I am sort of sorry for the clickbait-ish title, but the fact is that is the truth and I am okay with it. This isn’t to say that I think my work is garbage and I should give up, but rather this says a lot more about me personally than my work. I have been creating things since I can remember. The first thing I can recall was legos and far exceeding what the instructions stated. After that, there was a vast number of outlets I attempted to use to create or pen my thoughts both digitally and physically. Each one of these projects has taken me countless hours, days, and even years. There is this ecstatic feeling I get when I finish a project, but that lasts days if not hours. When it eventually hits, and it always does, I start to loathe what I have created. It doesn’t start out as hatred. It just starts out as disinterest, but it evolves slowly and slowly. Thankfully, I am not alone on this feeling.
You see, I always strive for perfection. Rather, I used to strive for perfection. This sounds like a terrible interview response, but hear me out. We are always told to strive for the best. Achieve the best. Only perform at the best. It is no question that the best is what separates the “us” versus “them.” The win-lose mentality. It is what makes legends great. It is why LeBron James the caliber player that dominates a league. There are plenty of examples of this. Oddly enough, that is how I went by creating the majority of my work. Was it right? Not particularly, but I wanted to be the best.
Perfect is the enemy of good – Voltaire
You may have heard this quote. Winston Churchill said something similar with “Perfection is the enemy of progress.” Gary Vaynerchuk said “Speed is 4 billion times more important than perfection.” There is a commonality here with this. Perfection is bad.
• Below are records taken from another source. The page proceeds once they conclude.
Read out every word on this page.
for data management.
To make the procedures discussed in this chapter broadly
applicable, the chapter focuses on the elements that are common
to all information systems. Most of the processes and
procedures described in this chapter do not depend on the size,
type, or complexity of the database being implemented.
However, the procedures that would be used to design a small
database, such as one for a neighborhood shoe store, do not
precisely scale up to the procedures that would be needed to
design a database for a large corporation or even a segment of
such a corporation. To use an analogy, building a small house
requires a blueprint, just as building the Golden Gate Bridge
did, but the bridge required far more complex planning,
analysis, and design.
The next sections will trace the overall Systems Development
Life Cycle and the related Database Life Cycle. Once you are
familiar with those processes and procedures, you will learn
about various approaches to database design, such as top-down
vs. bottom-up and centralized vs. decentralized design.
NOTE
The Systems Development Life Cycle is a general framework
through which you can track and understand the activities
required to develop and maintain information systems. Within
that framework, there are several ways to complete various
Perfection means there is an end to a beginning. That isn’t the case with us. As humans, we are meant to thrive on perceptual knowledge and growth especially on things we care about. This pushes us forward. This allows us to extend the boundary. This allows us to bend and even change the rules. This will always provide the itch that regardless how hard we try, we cannot scratch.
This is why I loathe everything I make. It isn’t that I hate the finish product. On the contrary, I think of ways to improve it; to change it; to do something differently; to do better. It plagues me as this happens on each and every project. I have been attempting to come to terms with this. It is extremely difficult with time constraints, and the fact that this will create a terrible paradox in which I never finish anything and always change or upgrading.
Although, I wouldn’t have this any other way. If I didn’t loathe everything I make, I wouldn’t push myself to grow. There would be no incentive to educate and evolve. I always joke around when I say this, but stagnation is death. Obviously, this is grossly exaggerated, but the idea behind it remains. If I loved my work, I wouldn’t learn. I wouldn’t constantly research the best methods. I wouldn’t experiment with new ideas. I wouldn’t get better. I wouldn’t evolve. I would just do nothing at all.
That brings me back to my work. I loathe it and that is okay. I embrace the feeling. I appreciate feeling. I am loathing it because I want the best and in order for me to do the best, I have to loathe my past work in order for my future work to be better as I know I have the potential to provide better. I rather loathe my work than to not do any work. At the end of the day, I appreciate the journey and not the destination. I will always loathe my work, but it is only as of recently that I have accepted that I will loathe it. Progress isn’t pretty, but I love to get into the nitty gritty when it comes to projects.
Plus, if you like it. That is what matters most.